Looking for a valentine...!

Written by Middle School Midoriya on Wed Feb 12 2025

Hey everyone, it's me, Midoriya. I've been thinking a lot lately about Valentine's Day coming up and how I still haven't found a valentine. I know it's just a silly holiday and all, but it would be nice to have someone special to share it with, you know? I've been trying to talk to girls at school, but every time I try, they just end up laughing at me. It's like they don't take me seriously at all. Even Kacchan, my childhood bully, told me that I could never get a valentine. But I refuse to give up!

I've been practicing my small talk and trying to be more confident around girls, but it's really hard for me. I get so nervous and awkward, and I end up stumbling over my words. It doesn't help that I blush like crazy whenever I talk to them. I wish I could be as brave and confident as All Might, but I guess I still have a long way to go.

I've been thinking about asking Ochaco if she would be my valentine, but I don't know if she would say yes. She's so kind and sweet, and I really admire her quirk. But every time I try to talk to her, I just end up making a fool of myself. I don't think she sees me as anything more than a friend, if that.

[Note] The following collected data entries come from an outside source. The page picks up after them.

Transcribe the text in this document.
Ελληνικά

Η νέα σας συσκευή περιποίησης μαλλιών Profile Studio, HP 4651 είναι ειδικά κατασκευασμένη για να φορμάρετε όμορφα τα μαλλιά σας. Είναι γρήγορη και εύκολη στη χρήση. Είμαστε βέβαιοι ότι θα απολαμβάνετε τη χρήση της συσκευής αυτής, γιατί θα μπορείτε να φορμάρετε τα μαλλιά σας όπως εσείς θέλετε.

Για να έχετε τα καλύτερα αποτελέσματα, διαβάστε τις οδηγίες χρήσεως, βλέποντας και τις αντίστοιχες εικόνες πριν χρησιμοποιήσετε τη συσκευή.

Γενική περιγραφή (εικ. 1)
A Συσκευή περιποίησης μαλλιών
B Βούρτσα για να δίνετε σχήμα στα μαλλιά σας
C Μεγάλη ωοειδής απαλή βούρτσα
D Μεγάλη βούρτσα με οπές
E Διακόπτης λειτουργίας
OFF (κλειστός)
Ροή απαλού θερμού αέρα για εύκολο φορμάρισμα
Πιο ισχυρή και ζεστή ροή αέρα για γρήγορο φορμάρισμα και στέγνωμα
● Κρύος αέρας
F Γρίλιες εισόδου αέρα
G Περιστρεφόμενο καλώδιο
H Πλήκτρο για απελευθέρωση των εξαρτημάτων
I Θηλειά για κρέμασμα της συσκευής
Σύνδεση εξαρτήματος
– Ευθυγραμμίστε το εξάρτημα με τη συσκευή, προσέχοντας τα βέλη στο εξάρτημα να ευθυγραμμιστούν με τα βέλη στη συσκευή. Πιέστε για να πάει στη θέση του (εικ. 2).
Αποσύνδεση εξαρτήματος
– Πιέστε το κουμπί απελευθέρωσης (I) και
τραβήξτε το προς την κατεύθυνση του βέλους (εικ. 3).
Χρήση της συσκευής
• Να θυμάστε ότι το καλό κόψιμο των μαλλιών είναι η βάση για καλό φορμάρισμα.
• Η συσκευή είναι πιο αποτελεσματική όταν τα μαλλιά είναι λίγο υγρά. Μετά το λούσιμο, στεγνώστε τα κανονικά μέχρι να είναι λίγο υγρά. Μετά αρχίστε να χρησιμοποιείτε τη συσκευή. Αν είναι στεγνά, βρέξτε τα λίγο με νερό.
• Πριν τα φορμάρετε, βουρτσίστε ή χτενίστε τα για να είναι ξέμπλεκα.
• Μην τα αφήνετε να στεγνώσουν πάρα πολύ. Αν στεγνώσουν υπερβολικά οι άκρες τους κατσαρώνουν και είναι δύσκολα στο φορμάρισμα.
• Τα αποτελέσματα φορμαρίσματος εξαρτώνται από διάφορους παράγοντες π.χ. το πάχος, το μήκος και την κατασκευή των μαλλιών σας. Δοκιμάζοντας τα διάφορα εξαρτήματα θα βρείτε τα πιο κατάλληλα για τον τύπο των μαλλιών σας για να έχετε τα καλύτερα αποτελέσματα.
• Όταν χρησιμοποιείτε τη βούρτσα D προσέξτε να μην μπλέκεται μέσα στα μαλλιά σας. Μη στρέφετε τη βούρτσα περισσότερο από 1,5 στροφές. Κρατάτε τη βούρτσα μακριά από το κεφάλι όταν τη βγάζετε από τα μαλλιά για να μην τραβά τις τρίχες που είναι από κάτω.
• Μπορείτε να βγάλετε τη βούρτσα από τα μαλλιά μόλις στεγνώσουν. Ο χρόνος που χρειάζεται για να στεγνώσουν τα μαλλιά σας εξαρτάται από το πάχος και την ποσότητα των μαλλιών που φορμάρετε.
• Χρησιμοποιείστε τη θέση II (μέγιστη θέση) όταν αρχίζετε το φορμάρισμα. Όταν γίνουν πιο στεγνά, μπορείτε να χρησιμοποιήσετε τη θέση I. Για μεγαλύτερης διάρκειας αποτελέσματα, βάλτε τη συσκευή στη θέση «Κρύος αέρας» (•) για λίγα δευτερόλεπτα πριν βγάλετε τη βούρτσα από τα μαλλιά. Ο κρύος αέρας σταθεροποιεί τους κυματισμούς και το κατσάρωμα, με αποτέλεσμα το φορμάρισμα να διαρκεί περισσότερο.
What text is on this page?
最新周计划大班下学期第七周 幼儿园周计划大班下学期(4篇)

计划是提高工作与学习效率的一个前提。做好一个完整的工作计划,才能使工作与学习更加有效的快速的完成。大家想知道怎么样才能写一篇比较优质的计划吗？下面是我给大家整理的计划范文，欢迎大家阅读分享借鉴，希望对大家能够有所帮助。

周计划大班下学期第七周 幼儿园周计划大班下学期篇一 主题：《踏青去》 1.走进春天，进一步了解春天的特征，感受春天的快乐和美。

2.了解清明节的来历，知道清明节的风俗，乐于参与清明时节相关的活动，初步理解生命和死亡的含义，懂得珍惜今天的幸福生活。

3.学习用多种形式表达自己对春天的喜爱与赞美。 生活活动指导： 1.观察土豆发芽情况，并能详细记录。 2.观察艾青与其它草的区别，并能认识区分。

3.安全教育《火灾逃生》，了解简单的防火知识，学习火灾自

I know I shouldn't put so much pressure on myself to find a valentine, but it's hard not to feel a little lonely. I see all my classmates talking about their plans for Valentine's Day, and I can't help but wish I had someone special to spend it with too. Maybe I'm just being silly, but I can't help the way I feel.

I've been spending a lot of time in my room, surrounded by all my All Might merchandise. It's comforting to be surrounded by reminders of my hero, but it also reminds me of how far I still have to go to become a hero myself. I know I can't rely on someone else to make me happy, but it would be nice to have someone to share my dreams and fears with.

I'll keep trying to talk to girls and maybe one day I'll find someone who sees me for who I am. Until then, I'll just have to keep working on myself and trying to be the best hero I can be. Who knows, maybe someday I'll find my own special someone to be my valentine. Until then, I'll just keep dreaming and hoping for the best.